Quoi de plus normal, pour une association à but non lucratif, que de redistribuer ses revenus aux fédérations membres pour développer le football dans le monde ? Mais pour McGeehan, « il y a une tension évidente » : « l’organisation chargée de réglementer le jeu est également la principale bénéficiaire commerciale des recettes en forte hausse ». La FIFA est engagée dans une course effrénée aux revenus, guidant la création de la Coupe du monde des clubs dans son format à 32 équipes et l’expansion du Mondial à 48 nations, en attendant de passer à 64.

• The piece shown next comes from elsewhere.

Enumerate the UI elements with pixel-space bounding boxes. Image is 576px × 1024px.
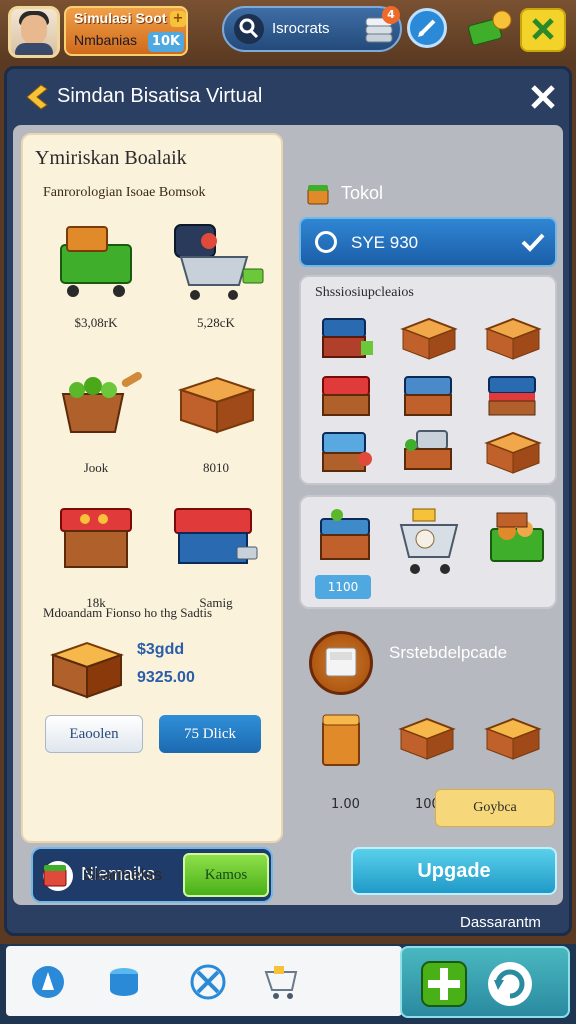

Pour éviter les dérives, les spécialistes préconisent le recours systématique à l’audit. « Chaque centime dépensé devrait être contrôlé afin de s’asr qu’il est dépensé à bon escient », tranche McGeehan. « En réalité, cet argent sert à acheter la loyauté et les votes. » Pour Keith Look Loy, « le modèle de gouvernance de la FIFA repose entièrement sur le clientélisme ».

Sans réforme structurelle, rien ne garantit qu’un nouveau visage au sommet de la FIFA apportera les changements nécessaires. « Ils ne vont pas élire quelqu’un qui risque de mettre le système sens dessus dessous », conclut McGeehan.

Les événements récents ont attiré l’attention des décideurs politiques, qui prennent conscience qu’il y a un intérêt politique à critiquer la FIFA et à s’immiscer dans le sport. L’Union européenne pourrait jouer un rôle clé dans cette pression, mais la volonté politique pour agir reste à définir.